Cours philosophiques: un PS "prêt à avancer"

Le Parti socialiste a affirmé sa disponibilité à participer à l'élaboration d'une proposition concernant les cours dits philosophiques à l'école, pour autant que la démarche philosophique y soit centrale.

Cours philosophiques: un PS "prêt à avancer"
BELGA

Le Parti socialiste a affirmé sa disponibilité à participer à l'élaboration d'une proposition concernant les cours dits philosophiques à l'école, pour autant que la démarche philosophique y soit centrale. Il a fait cette annonce, lors d'auditions mardi au parlement de la Fédération Wallonie-Bruxelles sur le projet de tronc commun de la ministre de l'Enseignement obligatoire Marie-Dominique Simonet. Le débat, relancé depuis que la ministre cdH a présenté son projet en février dernier, s'était enlisé lors des précédentes auditions à la mi-octobre, lorsque le PS a réclamé davantage de réflexion.

Les socialistes s'interrogent sur l'opportunité d'ouvrir une discussion qui risque d'accentuer les divisions ainsi que sur la faisabilité juridique du projet, vu la Constitution et l'exclusivité des chefs de culte à définir le contenu des cours de religion. S'interrogeant sur la volonté des uns et des autres d'aboutir, Yves Reinkin (Ecolo), avait proposé une méthode participative, en demandant aux enseignants de s'exprimer pour trouver un "dénominateur commun".

Partisan de longue date de l'instauration d'un cours de philosophie à l'école, Richard Miller (MR, opposition) a pour sa part souligné mardi que si la majorité (PS-Ecolo-cdH) ne s'accordait pas sur un projet, il demanderait le vote sur sa proposition de décret. Pour clarifier le débat juridique, Julie De Groote et Marc Elsen (cdH) ont sollicité l'audition d'un juriste, ce à quoi Christian Dupont (PS) a répondu par une demande similaire, "les avis des juristes étant parfois contrastés". Ces deux juristes seront entendus le 27 novembre prochain.

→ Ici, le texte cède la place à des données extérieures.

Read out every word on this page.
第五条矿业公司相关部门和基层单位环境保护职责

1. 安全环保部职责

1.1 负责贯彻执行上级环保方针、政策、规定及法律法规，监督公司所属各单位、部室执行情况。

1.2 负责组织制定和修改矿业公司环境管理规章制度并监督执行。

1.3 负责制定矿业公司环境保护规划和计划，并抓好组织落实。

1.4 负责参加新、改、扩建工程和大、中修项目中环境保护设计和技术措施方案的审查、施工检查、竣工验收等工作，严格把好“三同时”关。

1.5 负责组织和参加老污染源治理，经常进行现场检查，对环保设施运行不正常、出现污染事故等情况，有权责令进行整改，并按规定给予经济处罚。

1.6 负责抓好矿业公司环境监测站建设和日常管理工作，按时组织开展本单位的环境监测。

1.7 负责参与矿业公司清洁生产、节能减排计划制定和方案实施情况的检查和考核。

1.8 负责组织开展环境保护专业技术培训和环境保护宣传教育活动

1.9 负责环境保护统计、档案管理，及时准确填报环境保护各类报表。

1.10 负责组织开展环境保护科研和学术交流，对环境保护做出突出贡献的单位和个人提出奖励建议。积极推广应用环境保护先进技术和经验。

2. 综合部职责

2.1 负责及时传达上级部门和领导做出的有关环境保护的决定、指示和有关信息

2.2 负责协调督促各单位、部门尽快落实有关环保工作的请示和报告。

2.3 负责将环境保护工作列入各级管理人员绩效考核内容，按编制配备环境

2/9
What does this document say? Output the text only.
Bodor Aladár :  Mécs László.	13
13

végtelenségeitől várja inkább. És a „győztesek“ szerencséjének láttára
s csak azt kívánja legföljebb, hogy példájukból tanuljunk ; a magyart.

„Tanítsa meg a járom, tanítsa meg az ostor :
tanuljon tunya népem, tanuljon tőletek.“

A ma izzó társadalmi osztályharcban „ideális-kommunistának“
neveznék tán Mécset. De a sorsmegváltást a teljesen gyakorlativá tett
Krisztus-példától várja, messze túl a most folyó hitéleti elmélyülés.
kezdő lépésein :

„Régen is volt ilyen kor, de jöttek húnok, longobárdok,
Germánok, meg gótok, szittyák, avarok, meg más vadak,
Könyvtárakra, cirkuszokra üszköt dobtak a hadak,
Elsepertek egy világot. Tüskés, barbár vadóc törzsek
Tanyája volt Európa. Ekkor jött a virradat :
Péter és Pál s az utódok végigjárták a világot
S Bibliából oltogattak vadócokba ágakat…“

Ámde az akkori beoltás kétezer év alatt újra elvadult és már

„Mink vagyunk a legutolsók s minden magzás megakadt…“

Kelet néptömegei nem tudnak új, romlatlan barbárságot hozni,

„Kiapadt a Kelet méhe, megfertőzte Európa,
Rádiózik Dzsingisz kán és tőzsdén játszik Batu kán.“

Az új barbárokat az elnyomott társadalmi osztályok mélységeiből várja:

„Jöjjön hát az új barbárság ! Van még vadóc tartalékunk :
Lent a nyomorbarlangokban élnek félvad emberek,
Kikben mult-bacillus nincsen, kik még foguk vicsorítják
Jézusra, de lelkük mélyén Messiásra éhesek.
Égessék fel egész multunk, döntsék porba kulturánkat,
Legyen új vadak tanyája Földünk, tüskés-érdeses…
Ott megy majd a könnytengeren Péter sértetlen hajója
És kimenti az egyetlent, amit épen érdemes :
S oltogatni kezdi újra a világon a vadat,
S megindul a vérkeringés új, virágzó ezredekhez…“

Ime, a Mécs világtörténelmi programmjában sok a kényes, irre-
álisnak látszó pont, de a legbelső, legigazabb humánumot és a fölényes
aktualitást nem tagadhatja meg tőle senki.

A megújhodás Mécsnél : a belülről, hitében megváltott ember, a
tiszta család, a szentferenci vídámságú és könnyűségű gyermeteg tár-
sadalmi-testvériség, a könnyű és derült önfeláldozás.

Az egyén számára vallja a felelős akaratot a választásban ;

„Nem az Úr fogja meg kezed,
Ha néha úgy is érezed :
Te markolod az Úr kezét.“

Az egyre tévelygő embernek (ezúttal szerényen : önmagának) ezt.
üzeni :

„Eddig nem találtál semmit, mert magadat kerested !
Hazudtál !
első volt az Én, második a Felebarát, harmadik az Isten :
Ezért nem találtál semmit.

La Déclaration de politique communautaire de l'Olivier évoque l'étude de la mise en place d'un module d'initiation à la citoyenneté commun à tous les élèves, en complément de l'enseignement des cours de morale et de religion. "Le PS est prêt" à participer à l'élaboration d'une proposition, mais la démarche philosophique devra y être centrale et essentielle, a souligné Françoise Fassiaux (PS), accueillant les encouragements de M. Miller pour qui ce débat ne doit plus "durer des mois".

C'est qu'il y a urgence pour renforcer le dialogue, a-t-il assuré, rejoignant Yves Reinkin qui avait cité les cas d'une élève à Verviers menacée par des consoeurs parce qu'elle avait critiqué Sharia4Belgium, ou encore la récente polémique aux relents islamophobes sur le sapin de Noël de la Grand-Place de Bruxelles. Marc Elsen (cdH), lui, a insisté sur la nécessité de sortir d'un rapport de force qui n'aboutit qu'à une neutralisation stérile.

Inspecteur pour la religion catholique, Michel Desmedt a assuré que les référentiels de compétences prévoyant une partie commune sur les trois axes définis dans le projet ministériel (questionnement philosophique, dialogue interconvictionnel et éducation à une citoyenneté active) seraient présentés "assez vite" en ce qui concerne la religion catholique. Partisan du tronc commun, il a été soutenu dans son intervention par Salah Echallaoui, inspecteur pour la religion islamique, et Armand Benizri, son homologue pour la religion israélite, preuve que les représentants des religions "ont pu mettre de côté des choses qui les séparent", a estimé Mme Simonet.

Michèle Coppens, inspectrice pour la morale non-confessionnelle, a souligné qu'à ses yeux, le tronc commun, s'il est enseigné de manière séparée au sein des cours dits philosophiques, s'avérerait insuffisant pour rassembler et assurer la distance critique. Elle a appelé à prendre le temps de la réflexion.

Concédant que son projet ne pouvait plaire à tout le monde, Mme Simonet a répété qu'il était "évolutif" mais a insisté sur l'urgence de profiter du "momentum" qui se présente pour avancer sur ce qu'il est possible de réaliser.